Non, pensa Camille. C’était justement d’une simplicité brutale. Depuis toujours, dans cette famille, tout était sacrifié à 3 choses : l’apparence, le contrôle, la hiérarchie. Elle l’avait vu quand Elena échouait à l’université et qu’on trouvait toujours un responsable extérieur. Elle l’avait vu quand elle, à 26 ans, avait injecté ses économies pour sauver une entreprise satellite du groupe familial sans jamais être remerciée. Elle l’avait vu chaque Noël, chaque anniversaire, chaque dîner où ses réussites étaient saluées d’un sourire sec avant qu’on lui rappelle qu’elle devait “rester loyale”.

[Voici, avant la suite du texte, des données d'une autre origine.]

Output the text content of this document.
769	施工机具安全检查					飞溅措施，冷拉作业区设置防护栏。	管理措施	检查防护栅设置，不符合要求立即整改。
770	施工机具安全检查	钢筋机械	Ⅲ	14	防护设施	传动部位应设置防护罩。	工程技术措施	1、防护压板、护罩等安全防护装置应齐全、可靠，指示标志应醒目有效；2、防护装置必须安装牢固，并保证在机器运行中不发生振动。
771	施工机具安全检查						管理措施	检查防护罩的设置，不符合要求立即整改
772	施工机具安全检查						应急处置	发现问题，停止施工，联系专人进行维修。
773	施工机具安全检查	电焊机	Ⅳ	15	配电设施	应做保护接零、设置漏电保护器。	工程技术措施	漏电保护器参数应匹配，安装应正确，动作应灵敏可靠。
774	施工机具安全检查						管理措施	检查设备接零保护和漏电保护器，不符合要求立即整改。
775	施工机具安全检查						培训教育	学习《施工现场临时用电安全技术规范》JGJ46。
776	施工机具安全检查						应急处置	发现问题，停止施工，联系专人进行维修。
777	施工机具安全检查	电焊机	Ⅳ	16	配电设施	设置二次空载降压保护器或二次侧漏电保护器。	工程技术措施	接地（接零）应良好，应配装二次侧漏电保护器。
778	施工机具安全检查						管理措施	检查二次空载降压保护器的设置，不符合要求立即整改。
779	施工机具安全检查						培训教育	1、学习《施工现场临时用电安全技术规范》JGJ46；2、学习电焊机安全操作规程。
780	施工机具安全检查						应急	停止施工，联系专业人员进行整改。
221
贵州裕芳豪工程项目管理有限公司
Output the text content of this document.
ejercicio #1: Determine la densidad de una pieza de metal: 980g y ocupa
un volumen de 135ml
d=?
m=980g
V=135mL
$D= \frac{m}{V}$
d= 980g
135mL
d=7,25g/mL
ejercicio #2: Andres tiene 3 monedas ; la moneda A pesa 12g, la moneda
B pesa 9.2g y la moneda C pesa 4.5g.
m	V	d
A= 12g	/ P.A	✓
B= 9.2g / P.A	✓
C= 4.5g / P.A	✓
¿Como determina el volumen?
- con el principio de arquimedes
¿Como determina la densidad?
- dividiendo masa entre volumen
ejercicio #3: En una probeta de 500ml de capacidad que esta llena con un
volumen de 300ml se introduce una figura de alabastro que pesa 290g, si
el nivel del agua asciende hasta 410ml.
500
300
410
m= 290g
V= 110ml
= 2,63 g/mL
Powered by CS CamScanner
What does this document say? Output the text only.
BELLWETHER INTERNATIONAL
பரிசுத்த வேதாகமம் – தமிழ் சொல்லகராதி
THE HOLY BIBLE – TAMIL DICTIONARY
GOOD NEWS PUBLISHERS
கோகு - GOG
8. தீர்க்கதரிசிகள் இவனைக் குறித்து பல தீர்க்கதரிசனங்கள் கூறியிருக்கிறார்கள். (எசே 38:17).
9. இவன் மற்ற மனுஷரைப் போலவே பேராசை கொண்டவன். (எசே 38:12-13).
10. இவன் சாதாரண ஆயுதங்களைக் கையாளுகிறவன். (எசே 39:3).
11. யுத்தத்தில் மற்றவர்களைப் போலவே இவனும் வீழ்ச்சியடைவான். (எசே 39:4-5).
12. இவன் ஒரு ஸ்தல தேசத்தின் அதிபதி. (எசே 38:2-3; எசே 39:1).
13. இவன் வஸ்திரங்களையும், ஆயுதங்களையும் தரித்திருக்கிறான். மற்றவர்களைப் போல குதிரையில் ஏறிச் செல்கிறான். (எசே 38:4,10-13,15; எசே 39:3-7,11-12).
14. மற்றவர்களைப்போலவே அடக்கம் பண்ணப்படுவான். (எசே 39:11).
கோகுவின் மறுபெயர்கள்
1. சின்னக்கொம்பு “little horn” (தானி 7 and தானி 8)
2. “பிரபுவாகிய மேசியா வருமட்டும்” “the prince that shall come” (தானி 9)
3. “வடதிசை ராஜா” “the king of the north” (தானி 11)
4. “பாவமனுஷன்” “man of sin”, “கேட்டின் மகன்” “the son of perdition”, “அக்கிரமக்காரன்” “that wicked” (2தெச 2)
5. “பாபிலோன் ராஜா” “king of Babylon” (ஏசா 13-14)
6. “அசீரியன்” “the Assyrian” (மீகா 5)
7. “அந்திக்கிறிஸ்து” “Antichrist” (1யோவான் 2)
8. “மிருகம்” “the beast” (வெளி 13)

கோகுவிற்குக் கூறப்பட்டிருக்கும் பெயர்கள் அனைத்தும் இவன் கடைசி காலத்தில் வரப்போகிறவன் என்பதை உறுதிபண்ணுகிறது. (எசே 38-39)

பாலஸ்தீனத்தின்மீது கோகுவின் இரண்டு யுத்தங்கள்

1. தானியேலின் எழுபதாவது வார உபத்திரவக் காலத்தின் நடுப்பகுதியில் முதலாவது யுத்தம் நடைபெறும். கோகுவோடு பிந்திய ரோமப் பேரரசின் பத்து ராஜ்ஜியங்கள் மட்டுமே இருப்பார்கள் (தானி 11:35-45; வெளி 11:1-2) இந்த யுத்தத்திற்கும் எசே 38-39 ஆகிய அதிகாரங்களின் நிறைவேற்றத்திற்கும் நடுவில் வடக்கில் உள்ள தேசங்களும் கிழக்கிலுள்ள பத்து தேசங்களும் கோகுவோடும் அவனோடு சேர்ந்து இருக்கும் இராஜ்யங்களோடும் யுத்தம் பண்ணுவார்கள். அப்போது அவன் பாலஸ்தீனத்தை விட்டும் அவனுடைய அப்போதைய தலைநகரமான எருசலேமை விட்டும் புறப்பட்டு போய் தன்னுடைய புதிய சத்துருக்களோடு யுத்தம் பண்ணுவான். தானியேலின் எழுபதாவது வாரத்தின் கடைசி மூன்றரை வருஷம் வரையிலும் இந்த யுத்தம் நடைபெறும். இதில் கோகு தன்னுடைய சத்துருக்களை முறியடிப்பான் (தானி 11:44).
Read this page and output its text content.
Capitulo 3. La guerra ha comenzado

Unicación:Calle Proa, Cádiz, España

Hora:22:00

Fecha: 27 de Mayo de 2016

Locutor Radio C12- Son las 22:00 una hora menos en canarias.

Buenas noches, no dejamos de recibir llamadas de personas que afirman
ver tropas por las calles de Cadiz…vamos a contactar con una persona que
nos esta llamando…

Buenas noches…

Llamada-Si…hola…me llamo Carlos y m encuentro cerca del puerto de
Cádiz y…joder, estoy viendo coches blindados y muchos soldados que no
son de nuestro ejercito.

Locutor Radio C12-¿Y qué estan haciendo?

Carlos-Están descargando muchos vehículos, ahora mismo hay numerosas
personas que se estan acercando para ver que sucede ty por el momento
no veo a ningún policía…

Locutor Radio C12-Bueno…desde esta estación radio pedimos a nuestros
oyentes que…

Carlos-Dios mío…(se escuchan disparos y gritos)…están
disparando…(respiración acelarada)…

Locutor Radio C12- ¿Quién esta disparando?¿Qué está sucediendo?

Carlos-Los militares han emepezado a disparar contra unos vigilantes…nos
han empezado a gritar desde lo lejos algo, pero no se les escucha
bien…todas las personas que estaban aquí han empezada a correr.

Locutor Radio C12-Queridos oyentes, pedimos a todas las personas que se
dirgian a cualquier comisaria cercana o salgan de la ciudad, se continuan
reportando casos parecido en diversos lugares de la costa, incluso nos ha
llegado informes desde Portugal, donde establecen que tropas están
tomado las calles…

— Il faut encore que tu réfléchisses pour la maison, reprit sa mère en s’approchant du lit. Ce serait absurde de tout faire exploser pour un bien matériel.
Camille la fixa longtemps.
— Ce n’est pas un bien matériel. C’est la seule chose que j’ai construite sans vous.
Le visage d’Agnès se tendit à peine.
— Elena se marie. Elle a besoin de stabilité. Tu sais très bien que Julien n’a pas ton niveau de revenus. Offrir cette maison serait un geste magnifique pour elle, et cela rétablirait un peu d’équilibre.
L’équilibre. Ce mot aussi, Camille l’avait entendu toute sa vie. Il signifiait : compense ce qu’Elena n’a pas. Renonce pour que personne ne se sente diminué. Sois grande, donc sois silencieuse.
— Vous auriez pu lui offrir un appartement, dit-elle. Lui louer un lieu pour l’été. L’aider autrement. Mais non. Il fallait prendre ce que j’aime le plus.
— Tu dramatises.
— Non. Pour une fois, je regarde les choses comme elles sont.
Sa mère plissa les lèvres, comme si elle découvrait chez sa propre fille une étrangeté gênante.
— Si tu t’obstines, tu vas te couper de nous tous.
Camille soutint son regard.
— Alors peut-être que c’est déjà fait depuis longtemps.
Agnès resta muette 1 seconde, puis elle rajusta la manche de son tailleur avec ce calme chirurgical qui avait toujours précédé ses cruautés les plus propres.
— Réfléchis à ta réputation. À ton avenir. Une femme seule, aussi brillante soit-elle, perd vite beaucoup lorsqu’elle se met sa propre famille à dos.
Camille eut soudain la certitude que sa mère ne l’avait jamais vraiment vue comme une fille. Plutôt comme une ressource raffinée, rentable, qu’on mobilisait au besoin.